In einem anderen seiner nächtlichen Einträge platziert S. ein paar Links zu Beiträgen im Internet, die sein Wohlwollen finden. Einer dieser Links verweist auf einen Song der Musikgruppe “Crüxshadows”, welcher auf “Ideen der Tempelritter” basiere. Im Text dieses Liedes findet sich die Aufforderung: “Sei dieser Welt ein perfekter Ritter / Selbst wenn es dein Leben bedeutet”.
War nicht unlängst schon einmal von einem jungen Mann zu lesen, der sich als moderner Tempelritter versteht? Richtig, er sitzt in Norwegen in Haft; sein Name ist Anders Behring Breivik.
Hätte ich das Tagebuch meiner Erfahrungen mit Occupy:Frankfurt geführt, es wäre das Tagebuch einer zunehmenden Ernüchterung geworden, die freilich zuletzt in Entsetzen umgeschlagen ist.

Heute vor 71 Jahren starb Franz Hessel in Sanary-sur-Mer an den Folgen seiner Haft im Lager Les Milles.

Dienstag, 3. Januar 2012 – Vierzehnuhrzwei, sechskommadrei. Kopf im Nebel. Nebel im Kopf.
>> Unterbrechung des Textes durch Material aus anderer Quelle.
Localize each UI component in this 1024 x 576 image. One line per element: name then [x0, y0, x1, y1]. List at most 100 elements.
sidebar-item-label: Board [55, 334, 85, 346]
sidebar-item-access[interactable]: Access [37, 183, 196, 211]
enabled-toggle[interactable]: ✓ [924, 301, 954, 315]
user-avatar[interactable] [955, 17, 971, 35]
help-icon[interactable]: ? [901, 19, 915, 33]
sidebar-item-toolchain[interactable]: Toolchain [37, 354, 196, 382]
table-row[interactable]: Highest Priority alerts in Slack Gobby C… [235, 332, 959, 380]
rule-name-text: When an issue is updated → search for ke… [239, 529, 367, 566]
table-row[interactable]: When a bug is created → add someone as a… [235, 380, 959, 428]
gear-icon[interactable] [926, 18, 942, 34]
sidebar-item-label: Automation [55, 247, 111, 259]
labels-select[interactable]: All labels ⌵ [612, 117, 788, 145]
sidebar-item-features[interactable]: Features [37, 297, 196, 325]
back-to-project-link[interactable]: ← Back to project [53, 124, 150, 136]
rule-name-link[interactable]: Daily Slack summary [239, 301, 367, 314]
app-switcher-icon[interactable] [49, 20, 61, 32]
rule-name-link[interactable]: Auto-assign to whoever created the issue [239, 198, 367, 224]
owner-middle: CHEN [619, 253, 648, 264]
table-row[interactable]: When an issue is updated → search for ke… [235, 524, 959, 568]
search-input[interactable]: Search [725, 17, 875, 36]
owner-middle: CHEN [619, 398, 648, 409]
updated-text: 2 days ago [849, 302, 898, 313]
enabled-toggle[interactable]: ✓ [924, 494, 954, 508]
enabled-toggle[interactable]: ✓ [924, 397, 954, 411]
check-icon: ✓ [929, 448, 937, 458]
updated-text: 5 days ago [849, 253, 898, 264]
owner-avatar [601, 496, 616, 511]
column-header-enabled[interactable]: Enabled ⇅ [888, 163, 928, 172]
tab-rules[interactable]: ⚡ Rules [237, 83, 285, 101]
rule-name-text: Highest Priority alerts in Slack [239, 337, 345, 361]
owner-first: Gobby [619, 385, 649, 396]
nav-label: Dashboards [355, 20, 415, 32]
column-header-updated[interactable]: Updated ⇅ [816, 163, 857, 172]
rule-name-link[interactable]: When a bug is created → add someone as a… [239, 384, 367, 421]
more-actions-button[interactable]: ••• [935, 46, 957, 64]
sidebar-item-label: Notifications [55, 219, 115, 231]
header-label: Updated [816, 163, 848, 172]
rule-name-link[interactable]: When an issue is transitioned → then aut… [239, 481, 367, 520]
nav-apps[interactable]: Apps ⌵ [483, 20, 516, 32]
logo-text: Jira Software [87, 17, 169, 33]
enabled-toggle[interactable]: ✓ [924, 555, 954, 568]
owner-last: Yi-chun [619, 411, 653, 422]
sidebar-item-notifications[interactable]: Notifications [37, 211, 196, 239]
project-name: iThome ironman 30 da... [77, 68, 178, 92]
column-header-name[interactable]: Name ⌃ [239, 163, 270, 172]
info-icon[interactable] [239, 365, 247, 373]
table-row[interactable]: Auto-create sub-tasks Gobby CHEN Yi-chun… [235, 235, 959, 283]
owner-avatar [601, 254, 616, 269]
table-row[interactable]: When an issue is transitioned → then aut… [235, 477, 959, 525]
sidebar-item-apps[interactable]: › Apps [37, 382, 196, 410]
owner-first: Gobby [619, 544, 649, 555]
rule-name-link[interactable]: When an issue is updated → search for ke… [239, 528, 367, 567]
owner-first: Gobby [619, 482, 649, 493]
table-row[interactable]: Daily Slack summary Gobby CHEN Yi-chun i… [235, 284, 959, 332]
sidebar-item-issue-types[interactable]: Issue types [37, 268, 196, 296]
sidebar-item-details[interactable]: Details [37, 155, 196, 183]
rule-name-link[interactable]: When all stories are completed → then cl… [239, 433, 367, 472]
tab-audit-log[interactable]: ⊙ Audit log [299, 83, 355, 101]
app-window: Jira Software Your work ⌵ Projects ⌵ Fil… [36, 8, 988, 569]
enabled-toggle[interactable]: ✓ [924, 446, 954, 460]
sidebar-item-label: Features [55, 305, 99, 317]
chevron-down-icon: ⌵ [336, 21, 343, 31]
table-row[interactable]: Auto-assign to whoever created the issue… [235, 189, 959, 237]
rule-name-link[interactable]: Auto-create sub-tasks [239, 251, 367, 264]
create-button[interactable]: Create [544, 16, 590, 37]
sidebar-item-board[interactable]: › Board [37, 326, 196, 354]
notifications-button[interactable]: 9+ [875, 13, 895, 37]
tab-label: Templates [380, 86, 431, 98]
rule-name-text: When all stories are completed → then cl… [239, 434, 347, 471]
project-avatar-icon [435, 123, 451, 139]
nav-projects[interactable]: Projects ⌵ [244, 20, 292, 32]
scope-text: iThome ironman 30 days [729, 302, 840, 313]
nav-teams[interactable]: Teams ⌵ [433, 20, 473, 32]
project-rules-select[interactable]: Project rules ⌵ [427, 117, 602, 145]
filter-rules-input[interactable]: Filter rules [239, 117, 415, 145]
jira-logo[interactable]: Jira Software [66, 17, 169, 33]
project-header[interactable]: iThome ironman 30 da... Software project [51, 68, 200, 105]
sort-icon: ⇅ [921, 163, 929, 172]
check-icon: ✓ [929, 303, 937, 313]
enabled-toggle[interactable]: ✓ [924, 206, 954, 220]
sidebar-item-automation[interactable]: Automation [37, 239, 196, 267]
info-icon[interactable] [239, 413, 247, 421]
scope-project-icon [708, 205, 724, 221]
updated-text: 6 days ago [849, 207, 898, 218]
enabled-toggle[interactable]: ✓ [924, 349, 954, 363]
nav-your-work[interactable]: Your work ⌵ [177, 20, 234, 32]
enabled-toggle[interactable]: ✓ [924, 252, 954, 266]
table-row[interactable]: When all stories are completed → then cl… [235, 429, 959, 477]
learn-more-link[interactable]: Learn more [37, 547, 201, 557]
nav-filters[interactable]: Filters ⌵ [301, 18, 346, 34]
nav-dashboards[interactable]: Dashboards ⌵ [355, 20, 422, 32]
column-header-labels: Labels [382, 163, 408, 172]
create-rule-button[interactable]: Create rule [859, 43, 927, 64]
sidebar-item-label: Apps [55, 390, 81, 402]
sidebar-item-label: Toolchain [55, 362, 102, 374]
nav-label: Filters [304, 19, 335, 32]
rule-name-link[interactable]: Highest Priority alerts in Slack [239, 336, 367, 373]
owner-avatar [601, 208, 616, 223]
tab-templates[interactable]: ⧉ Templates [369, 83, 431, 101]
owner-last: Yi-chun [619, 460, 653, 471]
Ein Blick auf den Terminkalender zeigt, wie vielfältig die Aufgaben des Bundespräsidenten im Inland sind. Neben den “amtlichen” Funktionen, die sich aus den Vorschriften des Grundgesetzes ergeben, obliegen ihm als Staatsoberhaupt Aufgaben, die sich unter dem Begriff der “Staatspflege” zusammenfassen lassen.
Der Bundespräsident ist “lebendiges Symbol” des Staates. Über den Parteien stehend, wirkt er in Reden, Ansprachen, Gesprächen, durch Schirmherrschaften und andere Initiativen integrierend, moderierend und motivierend.

Hübsch formuliert. Diese Sätze habe ich gerade auf der Seite des Bundespräsidenten gefunden. Mal sehen, ob ich sie online bekomme, bevor der Amtsinhaber zurücktritt.

Im zweiten Teil wird “Jane Eyre” dann streckenweise doch recht schmockig, romantisch überspannt. Aber egal, jetzt stehe ich es durch.

Passt: Todestag der Schauspielerin Rachel, die sich Charlotte Bronte zum Vorbild ihrer Vashti in dem Roman “Villette” wählte.